Forte marcação, excelente posicionamento e, quando necessário, usar a força para barrar o ataque adversário. Essas são algumas das qualidades exigidas de um bom jogador de futsal. Essas também são algumas das principais características da atleta Andrieli Mitie de Souza, 21 anos, que atua no esporte.
A diferença é que ela joga na liga masculina de futsal em Oizumi (Gunma), mostrando desempenho que supera muitos homens.
Ela virou atração da Série Bronze na Liga BFC de futsal. O time em que Andrieli atua chegou às semifinais da temporada 2009-2010 em primeiro lugar.
Normalmente, ela entra no início do segundo tempo das partidas. A atleta exerce forte marcação nos jogadores adversários e se preocupa com o posicionamento defensivo. Quando está no ataque, ela dá passes milimétricos e o chute ao gol tem impacto. A jogadora não foge das divididas de bola com os homens. Quando é necessário chega com força para definir a jogada. Quando está uniformizada, a sua cara angelical ganha feição de seriedade e determinação.
Andrieli começou a jogar futsal no Brasil, em Uberlândia, no Estado de Minas Gerais. Ainda criança, ela integrou times da região e disputou várias ligas pela equipe Tibery Futsal, uma das principais da cidade mineira.
Há dois anos veio ao Japão, onde divide seu tempo entre o trabalho em uma fábrica de peça automotivas em Ota (Gunma) e os treinos de futsal duas vezes por semana. Aos sábados e domingos joga na liga masculina. E ainda, tem tempo para namorar. Seu namorado também é integrante na mesma equipe em que ela atua.
Para a atleta é um privilégio jogar entre os homens. “Surgiu o convite, não desperdicei a oportunidade e estou aprendendo bastante”, afirmou Andrieli.
Ela disse que entra sempre no segundo tempo dos jogos porque os orientadores da equipe querem manter a cadência da partida. “Na verdade, todos se revezam para não quebrar o ritmo de jogo”, explicou.

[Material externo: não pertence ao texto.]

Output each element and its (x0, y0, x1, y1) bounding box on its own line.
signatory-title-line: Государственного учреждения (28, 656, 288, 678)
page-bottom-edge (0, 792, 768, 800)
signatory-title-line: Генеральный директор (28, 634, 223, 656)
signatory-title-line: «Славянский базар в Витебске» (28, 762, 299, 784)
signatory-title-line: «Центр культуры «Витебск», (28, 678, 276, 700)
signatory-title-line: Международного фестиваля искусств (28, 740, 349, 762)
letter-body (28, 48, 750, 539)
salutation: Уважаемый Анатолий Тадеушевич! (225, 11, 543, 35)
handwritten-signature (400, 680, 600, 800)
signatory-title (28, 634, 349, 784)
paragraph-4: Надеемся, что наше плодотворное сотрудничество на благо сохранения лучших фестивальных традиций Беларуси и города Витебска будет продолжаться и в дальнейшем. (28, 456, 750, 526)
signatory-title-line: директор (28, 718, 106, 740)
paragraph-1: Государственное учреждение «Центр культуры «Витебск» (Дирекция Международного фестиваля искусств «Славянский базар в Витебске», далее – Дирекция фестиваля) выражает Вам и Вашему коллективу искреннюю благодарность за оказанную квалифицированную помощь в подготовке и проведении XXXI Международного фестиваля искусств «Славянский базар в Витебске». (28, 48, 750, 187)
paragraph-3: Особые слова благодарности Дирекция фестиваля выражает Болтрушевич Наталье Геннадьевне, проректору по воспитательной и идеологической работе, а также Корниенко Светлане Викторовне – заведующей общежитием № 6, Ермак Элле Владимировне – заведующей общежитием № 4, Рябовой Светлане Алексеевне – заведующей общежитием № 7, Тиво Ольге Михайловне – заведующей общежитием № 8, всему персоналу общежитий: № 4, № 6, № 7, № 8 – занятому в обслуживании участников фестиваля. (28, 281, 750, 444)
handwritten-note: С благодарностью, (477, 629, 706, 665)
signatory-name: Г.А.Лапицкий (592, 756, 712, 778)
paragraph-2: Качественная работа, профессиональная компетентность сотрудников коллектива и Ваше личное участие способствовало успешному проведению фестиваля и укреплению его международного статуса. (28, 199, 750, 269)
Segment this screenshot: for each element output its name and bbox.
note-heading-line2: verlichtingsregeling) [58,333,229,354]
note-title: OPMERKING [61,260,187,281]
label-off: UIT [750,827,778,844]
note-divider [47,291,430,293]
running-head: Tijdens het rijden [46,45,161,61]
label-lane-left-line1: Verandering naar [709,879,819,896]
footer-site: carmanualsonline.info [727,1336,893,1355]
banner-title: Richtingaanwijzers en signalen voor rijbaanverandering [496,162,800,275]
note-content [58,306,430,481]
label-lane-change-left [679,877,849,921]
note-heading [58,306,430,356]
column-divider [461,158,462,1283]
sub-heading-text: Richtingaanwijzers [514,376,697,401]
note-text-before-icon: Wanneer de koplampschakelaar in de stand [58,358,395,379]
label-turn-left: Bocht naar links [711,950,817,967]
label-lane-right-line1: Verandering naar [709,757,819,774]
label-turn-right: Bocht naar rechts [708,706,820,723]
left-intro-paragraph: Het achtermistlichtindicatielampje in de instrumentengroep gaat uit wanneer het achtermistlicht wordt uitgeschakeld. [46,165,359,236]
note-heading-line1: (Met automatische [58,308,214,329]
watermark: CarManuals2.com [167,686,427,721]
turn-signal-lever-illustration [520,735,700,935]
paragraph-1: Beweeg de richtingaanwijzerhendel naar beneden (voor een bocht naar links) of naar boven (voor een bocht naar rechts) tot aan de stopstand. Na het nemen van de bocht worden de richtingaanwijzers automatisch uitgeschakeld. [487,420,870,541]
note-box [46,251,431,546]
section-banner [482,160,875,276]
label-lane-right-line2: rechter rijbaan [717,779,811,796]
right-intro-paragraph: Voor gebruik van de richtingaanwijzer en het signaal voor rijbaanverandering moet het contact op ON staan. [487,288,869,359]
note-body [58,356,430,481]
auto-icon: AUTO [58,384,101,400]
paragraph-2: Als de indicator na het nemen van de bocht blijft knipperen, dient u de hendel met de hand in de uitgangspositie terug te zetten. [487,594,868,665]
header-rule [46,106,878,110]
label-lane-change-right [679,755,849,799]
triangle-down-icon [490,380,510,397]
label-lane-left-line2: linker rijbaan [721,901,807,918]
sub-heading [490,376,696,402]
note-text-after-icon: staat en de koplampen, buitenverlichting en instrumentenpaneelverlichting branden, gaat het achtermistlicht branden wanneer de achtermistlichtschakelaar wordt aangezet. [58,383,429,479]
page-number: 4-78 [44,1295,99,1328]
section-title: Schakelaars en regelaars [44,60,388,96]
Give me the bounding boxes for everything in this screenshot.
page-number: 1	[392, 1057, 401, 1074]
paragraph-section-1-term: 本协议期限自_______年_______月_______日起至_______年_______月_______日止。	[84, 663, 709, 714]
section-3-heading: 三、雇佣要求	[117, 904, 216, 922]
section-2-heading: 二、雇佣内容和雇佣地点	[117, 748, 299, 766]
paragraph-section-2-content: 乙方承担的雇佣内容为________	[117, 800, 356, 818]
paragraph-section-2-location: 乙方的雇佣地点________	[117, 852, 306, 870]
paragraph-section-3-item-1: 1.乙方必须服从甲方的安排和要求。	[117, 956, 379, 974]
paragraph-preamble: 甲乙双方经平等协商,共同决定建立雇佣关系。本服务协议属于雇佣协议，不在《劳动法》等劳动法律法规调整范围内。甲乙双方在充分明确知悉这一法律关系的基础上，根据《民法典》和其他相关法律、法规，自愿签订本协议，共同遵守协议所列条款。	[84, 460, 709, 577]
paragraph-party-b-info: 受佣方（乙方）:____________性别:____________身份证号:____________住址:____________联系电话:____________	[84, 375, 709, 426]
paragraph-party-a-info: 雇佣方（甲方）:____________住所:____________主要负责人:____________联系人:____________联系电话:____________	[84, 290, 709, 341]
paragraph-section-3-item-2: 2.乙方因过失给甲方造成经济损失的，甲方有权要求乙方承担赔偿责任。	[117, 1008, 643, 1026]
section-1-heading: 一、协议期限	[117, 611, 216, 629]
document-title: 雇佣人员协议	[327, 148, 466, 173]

Apesar de estar gostando do resultado nessa nova experiência, Andrieli queria mesmo voltar a jogar no futsal feminino. Ela soube que existem ligas semiprofissionais no Japão e aguarda uma nova oportunidade para mostrar que graciosidade e força combinam no esporte que, há muito tempo, deixou de ser território masculino.